La mu­sique en­va­hit les rue d’Hudson

Fes­ti­val de mu­sique d’Hudson

L'Etoile - - ACTUALITÉ - VA­NES­SA SOU­LIÈRES

C’est la se­maine der­nière que se te­nait la hui­tième édi­tion du Fes­ti­val de mu­sique d’Hudson.

Plu­sieurs mil­liers de per­sonnes tant de la ré­gion de Vau­dreuil-Sou­langes que de Mon­tréal, d’Ot­ta­wa et de Bou­cher­ville se sont dé­pla­cées dans la pe­tite mu­ni­ci­pa­li­té pour l’oc­ca­sion. Plus de 100 ar­tistes ve­nant de par­tout sur la pla­nète sont ve­nues se faire en­tendre sur l’une des nom­breuses scènes du Fes­ti­val qui a com­men­cé le 2 août et qui a pris fin ce sa­me­di.

« Nous avons été chan­ceux cette an­née, car grâce à nos com­man­di­taires, nous avons eu la chance d’avoir de la pu­bli­ci­té sur des au­to­bus et même sur les au­to­routes 30 et 40! » sou­ligne l’une des or­ga­ni­sa­trices de l’évè­ne­ment, Lin­da Crol­lette.

Les fon­da­teurs de l’évè­ne­ment as­pirent d’ailleurs à ce que le Fes­ti­val de mu­sique d’Hudson de­vienne l’un des plus im­por­tants fes­ti­vals de mu­sique dans l’Est du Ca­na­da.

Les fes­ti­va­liers ont eu la chance d’en­tendre toutes sortes de genres mu­si­caux, car le Fes­ti­val en­cou­rage l’in­no­va­tion et la col­la­bo­ra­tion.

Cette ma­nière de fonc­tion­ner per­met aux ar­tistes de prendre des risques, d’ex­pé­ri­men­ter les sons avec leur ins­tru­ment, alors que les fes­ti­va­liers ont l’oc­ca­sion d’en­tendre une mu­sique unique et une ap­proche ar­tis­tique comme nul autre évè­ne­ment ne leur per­met­trait de le faire.

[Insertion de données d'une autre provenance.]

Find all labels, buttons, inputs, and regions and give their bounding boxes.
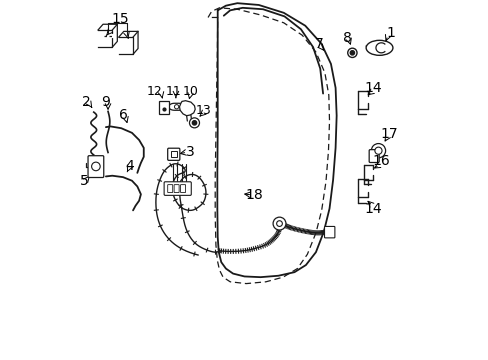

Le Fes­ti­val de mu­sique d’Hudson est unique aus­si par son dé­rou­le­ment : lors de ce ras­sem­ble­ment ar­tis­tique, tous les spec­tacles sont très in­times, et les fes­ti­va­liers peuvent voir les ar­tistes en spec­tacle de ma­nière très per­son­nelle.

Les grands concerts

Au cours de la se­maine du Fes­ti­val, le parc Jack-Lay­ton était l’hôte de deux grands concerts.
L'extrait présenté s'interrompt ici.